Primary Application of the Technology

Delta compression -- for example send a different version of a web site
Virus scanning -- find the difference between a given e-mail or upload and known viruses
DNA sequence comparison -- compare two DNA sequences to find the minimum differences between them
Binary-file comparison -- compare two binary files and find the minimum differences

The Problem Solved by the Technology

Minimum edit distance (aka longest common subsequence) problem.
Compare DNA sequences and binary files in a reasonable amount of time, to find a byte-by-byte comparison.

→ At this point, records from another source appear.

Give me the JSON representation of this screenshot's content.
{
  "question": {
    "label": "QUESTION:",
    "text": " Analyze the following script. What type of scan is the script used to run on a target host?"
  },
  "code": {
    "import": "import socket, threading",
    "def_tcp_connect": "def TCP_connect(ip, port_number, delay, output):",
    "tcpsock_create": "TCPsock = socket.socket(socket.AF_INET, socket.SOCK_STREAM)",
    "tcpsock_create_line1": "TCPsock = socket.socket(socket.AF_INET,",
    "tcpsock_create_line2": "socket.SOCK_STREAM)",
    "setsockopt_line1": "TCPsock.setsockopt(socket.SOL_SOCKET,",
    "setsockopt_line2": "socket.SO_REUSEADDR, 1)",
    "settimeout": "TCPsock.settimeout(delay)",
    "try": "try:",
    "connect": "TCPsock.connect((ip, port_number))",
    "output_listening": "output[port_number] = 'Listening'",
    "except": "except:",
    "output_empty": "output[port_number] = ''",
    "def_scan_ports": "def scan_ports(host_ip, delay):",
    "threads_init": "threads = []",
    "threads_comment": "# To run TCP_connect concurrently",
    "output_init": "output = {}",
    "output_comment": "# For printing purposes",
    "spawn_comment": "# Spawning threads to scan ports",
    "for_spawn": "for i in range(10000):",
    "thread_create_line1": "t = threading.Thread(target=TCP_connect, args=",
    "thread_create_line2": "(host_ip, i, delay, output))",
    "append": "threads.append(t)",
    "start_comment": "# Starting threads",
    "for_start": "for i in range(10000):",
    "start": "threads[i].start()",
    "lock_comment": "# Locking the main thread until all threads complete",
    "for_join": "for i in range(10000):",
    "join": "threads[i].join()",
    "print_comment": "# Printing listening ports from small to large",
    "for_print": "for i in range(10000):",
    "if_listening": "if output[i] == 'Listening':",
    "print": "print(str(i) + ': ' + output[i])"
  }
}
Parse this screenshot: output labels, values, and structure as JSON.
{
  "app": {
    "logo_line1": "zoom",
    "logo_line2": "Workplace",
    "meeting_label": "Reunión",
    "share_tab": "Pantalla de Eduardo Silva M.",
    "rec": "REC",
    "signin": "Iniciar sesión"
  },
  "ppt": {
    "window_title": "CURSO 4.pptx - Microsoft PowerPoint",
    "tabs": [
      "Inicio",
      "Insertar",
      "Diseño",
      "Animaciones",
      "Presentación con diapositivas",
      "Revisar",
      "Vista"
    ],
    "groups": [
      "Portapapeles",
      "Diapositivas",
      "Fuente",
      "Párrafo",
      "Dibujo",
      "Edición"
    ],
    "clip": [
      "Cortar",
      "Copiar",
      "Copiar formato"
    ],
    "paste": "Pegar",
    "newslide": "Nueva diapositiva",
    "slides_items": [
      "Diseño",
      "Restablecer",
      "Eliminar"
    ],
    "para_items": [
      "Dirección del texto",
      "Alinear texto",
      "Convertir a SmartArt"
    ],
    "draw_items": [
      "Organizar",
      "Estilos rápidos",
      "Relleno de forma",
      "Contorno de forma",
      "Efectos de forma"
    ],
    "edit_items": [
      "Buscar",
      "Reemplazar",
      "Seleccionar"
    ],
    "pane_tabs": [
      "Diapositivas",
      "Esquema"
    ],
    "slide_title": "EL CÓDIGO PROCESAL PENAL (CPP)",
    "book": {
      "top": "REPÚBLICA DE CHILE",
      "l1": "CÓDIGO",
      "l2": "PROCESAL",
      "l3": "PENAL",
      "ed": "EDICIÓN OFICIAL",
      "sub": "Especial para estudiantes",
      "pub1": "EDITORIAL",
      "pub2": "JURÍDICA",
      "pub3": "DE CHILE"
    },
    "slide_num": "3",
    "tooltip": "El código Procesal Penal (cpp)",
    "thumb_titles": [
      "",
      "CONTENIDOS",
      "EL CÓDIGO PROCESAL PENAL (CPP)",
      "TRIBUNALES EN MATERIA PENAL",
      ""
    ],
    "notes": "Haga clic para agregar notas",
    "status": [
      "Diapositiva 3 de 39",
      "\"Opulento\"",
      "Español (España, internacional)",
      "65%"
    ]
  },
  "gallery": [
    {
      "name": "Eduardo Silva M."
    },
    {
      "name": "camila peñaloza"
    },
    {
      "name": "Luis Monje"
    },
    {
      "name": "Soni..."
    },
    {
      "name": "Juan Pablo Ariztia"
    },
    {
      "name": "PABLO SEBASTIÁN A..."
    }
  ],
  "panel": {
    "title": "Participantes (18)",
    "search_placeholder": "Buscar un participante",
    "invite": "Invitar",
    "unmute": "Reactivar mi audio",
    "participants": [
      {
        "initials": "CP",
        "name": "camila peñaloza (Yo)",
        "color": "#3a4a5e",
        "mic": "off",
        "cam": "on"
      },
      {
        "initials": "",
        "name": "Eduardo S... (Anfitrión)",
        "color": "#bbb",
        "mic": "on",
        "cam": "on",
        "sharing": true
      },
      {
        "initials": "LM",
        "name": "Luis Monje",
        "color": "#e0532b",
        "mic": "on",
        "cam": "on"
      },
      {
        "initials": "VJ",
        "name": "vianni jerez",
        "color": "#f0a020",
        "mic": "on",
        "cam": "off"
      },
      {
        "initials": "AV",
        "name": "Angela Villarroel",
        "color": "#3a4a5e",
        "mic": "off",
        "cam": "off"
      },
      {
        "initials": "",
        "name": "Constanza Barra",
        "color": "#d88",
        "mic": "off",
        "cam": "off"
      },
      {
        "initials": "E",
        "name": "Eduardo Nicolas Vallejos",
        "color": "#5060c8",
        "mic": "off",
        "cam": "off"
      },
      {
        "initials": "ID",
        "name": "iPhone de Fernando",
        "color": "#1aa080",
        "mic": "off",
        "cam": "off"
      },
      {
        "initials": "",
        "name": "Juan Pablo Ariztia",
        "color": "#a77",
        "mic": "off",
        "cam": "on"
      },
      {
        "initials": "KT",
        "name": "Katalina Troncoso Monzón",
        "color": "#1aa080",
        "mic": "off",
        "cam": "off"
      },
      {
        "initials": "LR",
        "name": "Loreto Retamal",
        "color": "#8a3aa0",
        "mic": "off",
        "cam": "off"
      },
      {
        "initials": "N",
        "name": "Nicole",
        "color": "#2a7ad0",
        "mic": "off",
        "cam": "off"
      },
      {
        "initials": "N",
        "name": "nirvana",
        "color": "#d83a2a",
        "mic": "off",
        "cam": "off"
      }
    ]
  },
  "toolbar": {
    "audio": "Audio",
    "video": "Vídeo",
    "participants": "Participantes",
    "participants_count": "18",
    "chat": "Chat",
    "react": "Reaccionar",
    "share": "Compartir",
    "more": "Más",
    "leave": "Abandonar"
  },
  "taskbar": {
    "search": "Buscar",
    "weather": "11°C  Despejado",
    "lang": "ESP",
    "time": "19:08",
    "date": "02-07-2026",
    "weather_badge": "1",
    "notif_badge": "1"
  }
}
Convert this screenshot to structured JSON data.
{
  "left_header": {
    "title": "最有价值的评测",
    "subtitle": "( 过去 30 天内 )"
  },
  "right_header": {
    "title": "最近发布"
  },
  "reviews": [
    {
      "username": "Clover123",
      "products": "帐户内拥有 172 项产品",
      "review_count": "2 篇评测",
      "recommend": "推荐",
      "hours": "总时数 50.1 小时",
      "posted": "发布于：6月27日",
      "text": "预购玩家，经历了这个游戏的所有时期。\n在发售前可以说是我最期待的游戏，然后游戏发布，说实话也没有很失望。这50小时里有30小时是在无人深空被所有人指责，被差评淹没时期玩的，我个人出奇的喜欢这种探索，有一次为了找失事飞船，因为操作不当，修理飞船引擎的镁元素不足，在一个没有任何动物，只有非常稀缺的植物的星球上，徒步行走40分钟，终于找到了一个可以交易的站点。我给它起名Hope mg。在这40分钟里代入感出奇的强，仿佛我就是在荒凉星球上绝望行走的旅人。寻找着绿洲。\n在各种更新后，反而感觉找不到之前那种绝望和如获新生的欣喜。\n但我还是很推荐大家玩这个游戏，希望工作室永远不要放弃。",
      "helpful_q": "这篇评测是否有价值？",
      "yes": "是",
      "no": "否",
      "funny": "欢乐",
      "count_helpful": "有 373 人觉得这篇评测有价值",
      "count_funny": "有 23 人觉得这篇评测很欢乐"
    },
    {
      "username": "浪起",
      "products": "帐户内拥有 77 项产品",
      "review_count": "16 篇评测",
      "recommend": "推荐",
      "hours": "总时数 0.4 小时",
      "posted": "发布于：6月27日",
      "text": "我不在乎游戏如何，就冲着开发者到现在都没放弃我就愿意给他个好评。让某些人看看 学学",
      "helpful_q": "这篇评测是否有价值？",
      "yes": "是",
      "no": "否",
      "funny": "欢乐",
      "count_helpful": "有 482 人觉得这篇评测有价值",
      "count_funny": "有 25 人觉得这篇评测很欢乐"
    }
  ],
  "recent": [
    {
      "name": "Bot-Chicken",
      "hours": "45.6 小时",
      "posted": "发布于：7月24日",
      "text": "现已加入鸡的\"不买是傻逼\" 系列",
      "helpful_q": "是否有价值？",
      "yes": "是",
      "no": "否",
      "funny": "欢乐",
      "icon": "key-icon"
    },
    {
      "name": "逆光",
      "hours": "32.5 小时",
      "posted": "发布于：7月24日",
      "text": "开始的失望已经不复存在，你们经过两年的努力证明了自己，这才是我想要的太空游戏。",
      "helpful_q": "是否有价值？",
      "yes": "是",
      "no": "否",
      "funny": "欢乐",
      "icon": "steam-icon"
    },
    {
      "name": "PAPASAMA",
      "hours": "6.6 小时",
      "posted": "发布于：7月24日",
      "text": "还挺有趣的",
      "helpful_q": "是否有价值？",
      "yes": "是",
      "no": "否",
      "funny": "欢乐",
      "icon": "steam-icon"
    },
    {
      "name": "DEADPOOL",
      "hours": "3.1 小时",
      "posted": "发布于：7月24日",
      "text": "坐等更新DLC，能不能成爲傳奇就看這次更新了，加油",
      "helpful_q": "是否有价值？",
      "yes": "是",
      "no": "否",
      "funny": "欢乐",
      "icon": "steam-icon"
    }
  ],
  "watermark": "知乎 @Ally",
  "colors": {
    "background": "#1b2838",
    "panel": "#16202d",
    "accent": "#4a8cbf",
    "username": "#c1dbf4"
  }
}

How the Technology Solves the Problem

The algorithm utilizes A* search to search the graph that can be constructed from all truncations of strings A and B. For instance "cat" versus "bat" would give a space ("cat","bat");("ca","bat");("c","bat");("","bat");("cat","ba");("cat","b");("cat","");("cat","b");("ca","b");("c","b");("","b");("cat","");("ca","");("c","");("",""). Edges have a cost of "0" if the last character is the same, otherwise have a cost of "1" for stripping off the last character of one of elements of the pair. This space is searched using the patented counting heuristic.

Competitive Advantage

For sequences over small alphabets, such as DNA sequences or individual bytes, it runs in an amount of
time that is more nearly linear than quadratic. This makes it practical to execute such comparisons in a reasonable amount of time. For example, comparing two binary files of 1 megabyte might require on the order of 1 million operations with my algorithm, whereas it would require on the order of 1 trillion operations with more traditional techniques.

Patent Summary

U.S. Patent Classes & Classifications Covered in this listing:

Class 707: Data Processing:Database And File Management Or Data Structures

This is the generic class for data processing apparatus and corresponding methods for the retrieval of data stored in a database or as computer files. It provides for data processing means or steps for generic data, file and directory upkeeping, file naming, and file and database maintenance including integrity consideration, recovery, and versioning. There are three main divisions: 1. database and file accessing; 2. database schema and data structure; 3. file and database maintenance.